There might be a tremendous amount of specifications related to each environment components above. To efficiently manage them, enhance the tracability of simulations and optimizations, and improve the compatibility between different subclasses of the environment components, we use the instances of _Spec and _OrderedSpec to record, process and migrate all these specifications.

_Spec and _OrderedSpec are dict-like and OrderedDict-like objects, respectively. Their main difference to dictionaries---which is also the reason for the introduction of them---is that they have default keys and values, and their keys are immutable, which makes good sense for specifications. In addition, the specifications is also the defining characteristic of each subclass of the environment components, so it is a necessary attribute of each subclass and it is mandatory to specify it in the definition of each subclass.

_Spec

This class is for storing the specifications whose order does not matter. For instance, the DesignSpec of Design stores the specifications about the design variable space like the number of control points of the Bezier curve, and we do not care about their order.

Subclasses

DesignSpec, SimSpec, OptSpec, EnvSpec, MeshSpec...

_OrderedSpec

This is a subclass of _Spec for storing specifications whose order matters. For instance, for Condition and Performance, if we want to specify the unit of each dimension of these arrays, we had better also keep this info in a fixed order to remind us of the meaning of each dimension.

Subclasses

ConditionSpec, PerformanceSpec...

Compatibility

There are two ways to create a new _Spec instance, one is to specify explicity what the value of each key is, another is to take an existing _Spec instance as input and copy its values.
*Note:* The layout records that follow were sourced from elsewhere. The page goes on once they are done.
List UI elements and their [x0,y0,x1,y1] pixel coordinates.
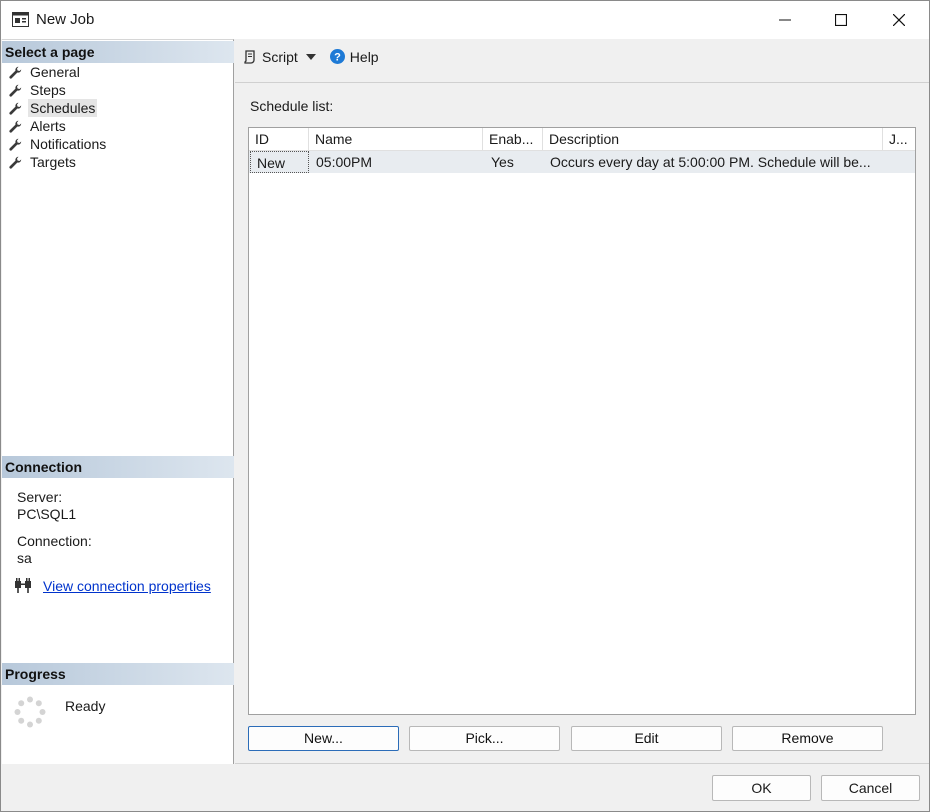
window-title: New Job [36,11,95,28]
select-page-header: Select a page [2,41,234,63]
connection-value: sa [17,550,32,566]
cancel-button[interactable]: Cancel [821,775,920,801]
page-item-label: Alerts [30,118,66,134]
dropdown-arrow-icon [305,53,316,60]
page-item-label: General [30,64,80,80]
page-item-label: Steps [30,82,66,98]
page-item-alerts[interactable]: Alerts [2,117,234,135]
svg-text:?: ? [334,52,341,64]
page-item-label: Targets [30,154,76,170]
server-value: PC\SQL1 [17,506,77,522]
view-connection-row: View connection properties [14,577,211,594]
row-name-cell[interactable]: 05:00PM [309,151,483,173]
row-jobs-cell[interactable] [883,151,915,173]
ok-button[interactable]: OK [712,775,811,801]
page-item-label: Notifications [30,136,107,152]
schedule-list-label: Schedule list: [250,98,334,114]
column-header-enabled[interactable]: Enab... [483,128,543,151]
new-job-dialog: New Job Select a page General Steps Sche… [0,0,930,812]
help-icon: ? [329,49,345,64]
column-header-jobs[interactable]: J... [883,128,915,151]
connection-label: Connection: [17,533,92,549]
minimize-button[interactable] [756,1,814,39]
grid-header: ID Name Enab... Description J... [249,128,915,151]
script-label: Script [262,48,298,65]
page-item-notifications[interactable]: Notifications [2,135,234,153]
script-button[interactable]: Script [243,49,298,65]
new-schedule-button[interactable]: New... [248,726,399,751]
maximize-icon [835,14,847,26]
close-icon [893,14,905,26]
page-item-schedules[interactable]: Schedules [2,99,234,117]
pick-schedule-button[interactable]: Pick... [409,726,560,751]
progress-status: Ready [65,698,106,714]
progress-header: Progress [2,663,234,685]
left-pane: Select a page General Steps Schedules Al… [2,39,234,764]
row-description-cell[interactable]: Occurs every day at 5:00:00 PM. Schedule… [543,151,883,173]
page-item-targets[interactable]: Targets [2,153,234,171]
wrench-icon [9,120,22,133]
minimize-icon [779,19,791,21]
help-button[interactable]: ? Help [329,48,379,65]
row-enabled-cell[interactable]: Yes [483,151,543,173]
wrench-icon [9,138,22,151]
maximize-button[interactable] [812,1,870,39]
row-id-cell[interactable]: New [250,151,309,173]
wrench-icon [9,84,22,97]
title-bar: New Job [1,1,929,39]
column-header-description[interactable]: Description [543,128,883,151]
window-app-icon [12,12,29,27]
table-row[interactable]: New 05:00PM Yes Occurs every day at 5:00… [249,151,915,173]
connection-plug-icon [15,578,31,593]
view-connection-properties-link[interactable]: View connection properties [43,578,211,594]
server-label: Server: [17,489,63,505]
column-header-name[interactable]: Name [309,128,483,151]
page-item-steps[interactable]: Steps [2,81,234,99]
wrench-icon [9,102,22,115]
page-item-label: Schedules [28,99,98,117]
page-item-general[interactable]: General [2,63,234,81]
progress-row: Ready [14,696,105,728]
dialog-footer: OK Cancel [1,765,929,811]
script-icon [244,49,255,64]
wrench-icon [9,66,22,79]
close-button[interactable] [870,1,928,39]
connection-header: Connection [2,456,234,478]
schedule-grid[interactable]: ID Name Enab... Description J... New 05:… [248,127,916,715]
wrench-icon [9,156,22,169]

The latter comes with a problem that two specifications might not have the same set of keys, so that a brainless copy between them is confusing for the fact that the keys of _Spec are fixed. However, this is to our benefit, as every Design, Condition and Performance subclass has a dedicated immutable _Spec which is part of its identity, and we can use this to determine which two subclasses are compatible.